Biology's Festin agrees. "I believe Hamilton students have an advantage over other students," he says. "They are exposed to grad-level resources at an undergraduate institution. If they decide to go on to grad school, they are very well-prepared."

At the same time, Dias appreciates Hamilton's identity as a liberal arts institution. "Having gone through that curriculum, I find myself much stronger in communication skills -- writing papers, presentations, even interacting with others -- than students who had a straight science education," she says.

Hamilton's new Science Center is on budget and on schedule. The stairs are in, most of the roof is on, and on the north side of the building, huge plate-glass windows are in place. Inside, carpenters are hammering away, building casements and cabinets from sustainable hardwoods. The 622 tons of Pennsylvania limestone needed to finish the building's exterior are on order.
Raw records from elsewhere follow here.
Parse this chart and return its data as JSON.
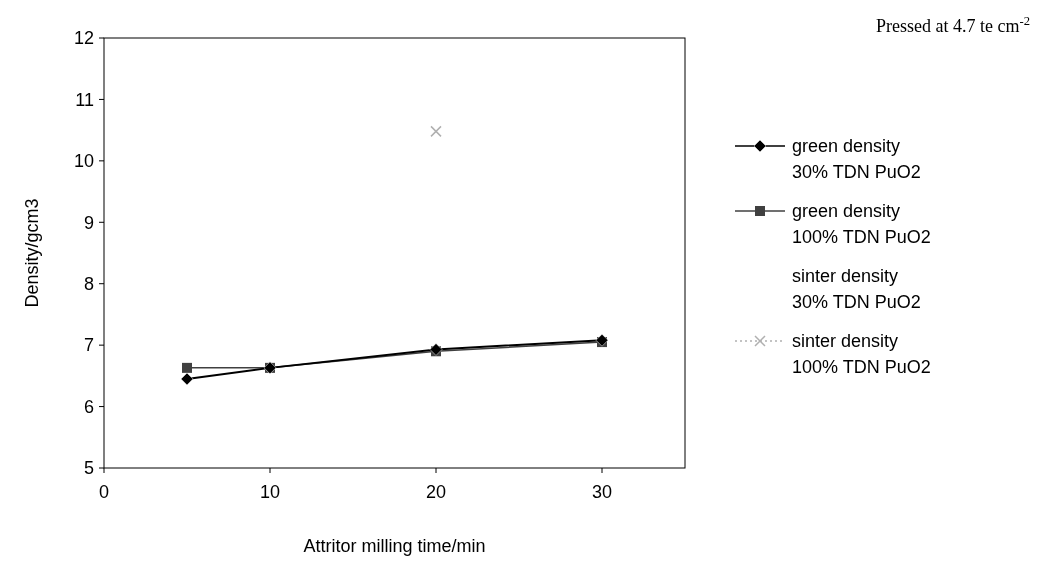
{
  "chart_data": {
    "type": "line",
    "xlabel": "Attritor milling time/min",
    "ylabel": "Density/gcm3",
    "xlim": [
      0,
      35
    ],
    "xticks": [
      0,
      10,
      20,
      30
    ],
    "ylim": [
      5,
      12
    ],
    "yticks": [
      5,
      6,
      7,
      8,
      9,
      10,
      11,
      12
    ],
    "grid": false,
    "legend": "right",
    "annotations": [
      "Pressed at 4.7 te cm$^{-2}$"
    ],
    "series": [
      {
        "name": "green density 30% TDN PuO2",
        "color": "#000000",
        "marker": "diamond",
        "line_style": "solid",
        "x": [
          5,
          10,
          20,
          30
        ],
        "values": [
          6.45,
          6.63,
          6.93,
          7.08
        ]
      },
      {
        "name": "green density 100% TDN PuO2",
        "color": "#404040",
        "marker": "square",
        "line_style": "solid",
        "x": [
          5,
          10,
          20,
          30
        ],
        "values": [
          6.63,
          6.63,
          6.9,
          7.05
        ]
      },
      {
        "name": "sinter density 30% TDN PuO2",
        "marker": "none"
      },
      {
        "name": "sinter density 100% TDN PuO2",
        "color": "#b0b0b0",
        "marker": "cross",
        "line_style": "dotted",
        "x": [
          20
        ],
        "values": [
          10.48
        ]
      }
    ]
  }
}
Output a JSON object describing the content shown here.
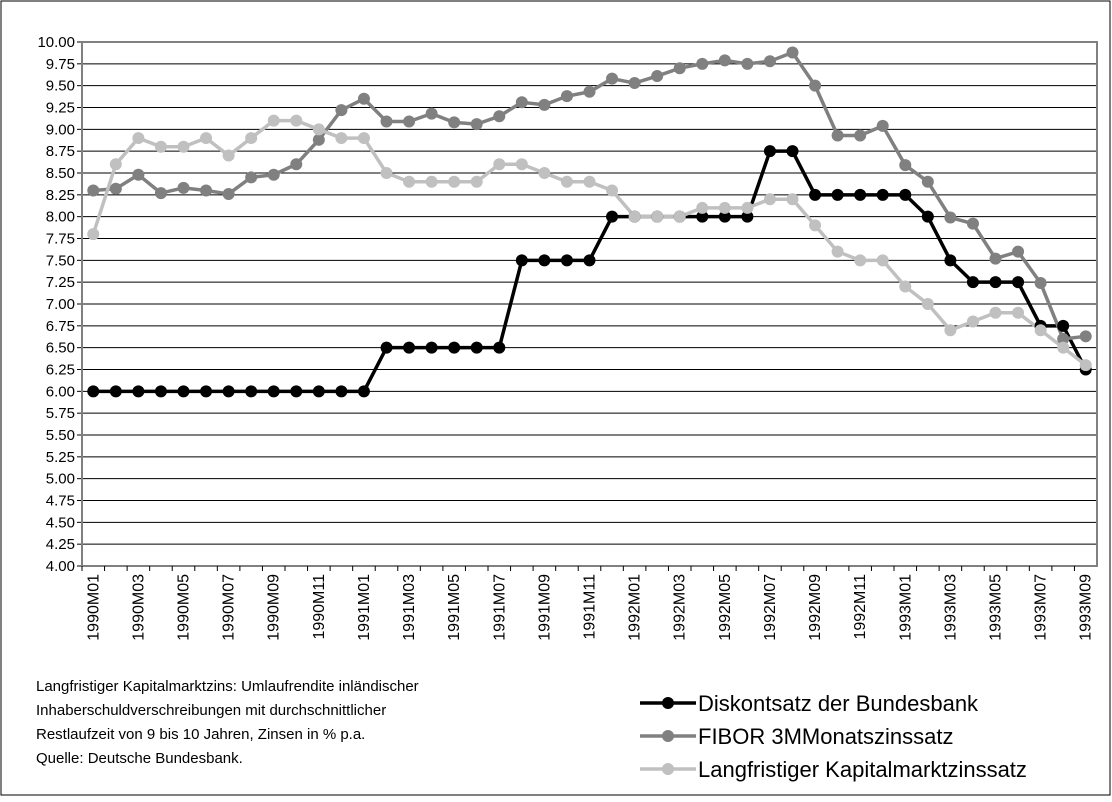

It's obvious that this physical structure is built on a strong foundation. Undetectable via Webcam, but just as strong, is the building's philosophical foundation: that science exists not as a body of facts to be transferred from professor to student, but as a dialogue and a mutual experience of discovery. Reflecting back on his own experiences in college science classes, Weldon revels in the changes at Hamilton. "Science is, by its very nature, hands-on and collaborative," he says. "By teaching science this way, with hands-on labs and opportunities for research, we prepare first-rate scientists. What's more, we prepare first-rate citizens -- people who understand how science impacts everyday life."
 

 

Cynthia Berger has worked as a lab instructor for large-enrollment first-year biology classes. She is currently a science writer living in central Pennsylvania.